Still Life

(to be read with a southern accent for matins at Holden Village)

On the trail up to copper basin, I saw a crippled tree mired upright in the mountainside. It was half blasted away by some catastrophe, and most of the rest had rotted away. Really it was just a quarter circle of bark and a bit of good wood clinging to the inside that jutted up about 15 feet to end in a blunt tongue.

I only saw it from the back side, the bark mostly hidden by the wet rotted splinters that used to be the heart wood. Two thirds up there was a knot hole that went right through the two or three inches that was left of that side of the tree. You could see daylight on the other side. Some branch that had, I suppose, lost its battle along with the rest of the trunk.

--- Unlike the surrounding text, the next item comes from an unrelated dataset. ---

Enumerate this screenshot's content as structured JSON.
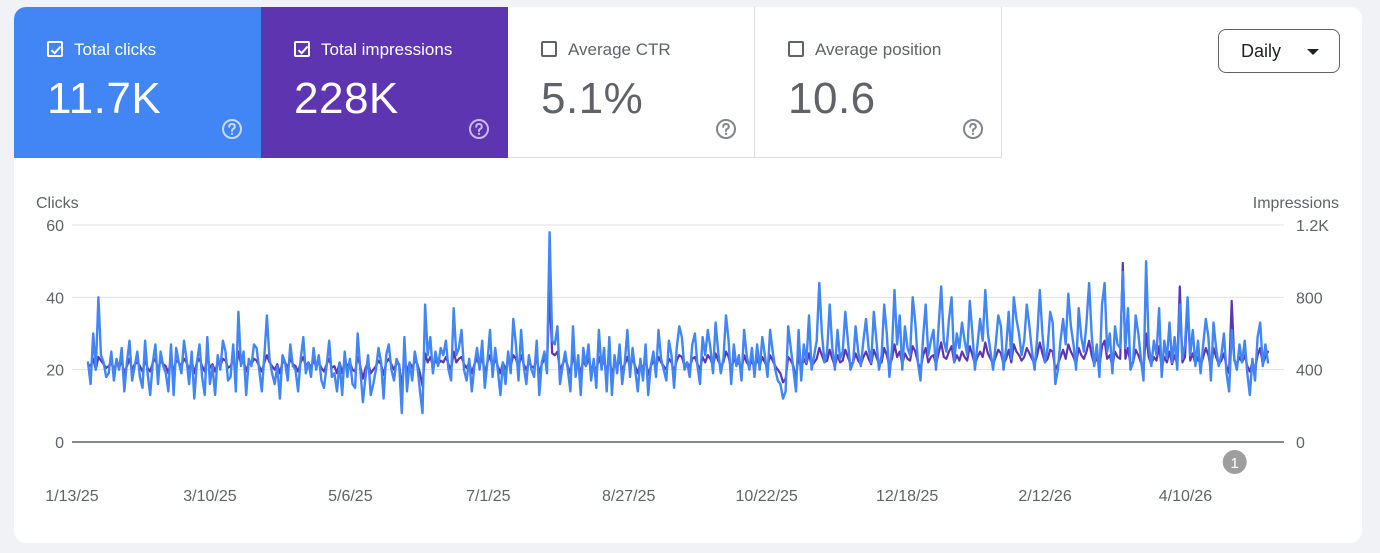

And just below the knot hole, a whole new tree was growing--ten feet off the ground. It stretched up, strong like the morning, from the rotted tombstone. This tree was ten feet tall itself, and green with sap held in pockets under the skin. It curled out at the bottom and then up, the way many of those trees do, welded to the side of the mountain.

It took my breath away. Alright, I had already lost my breath trying not to look too foolish while keeping up with my companions. But it was fun to sit down and look at, even after I was able to breath easily again.

Now I don't want to draw too strong a moral from a beat-up tree, but it has set me to thinking. Even when more than the better half of that tree was ripped away, it still somehow worked out a way to do its job. It is a comfort to think a tree can do this, and some encouragement to try it myself.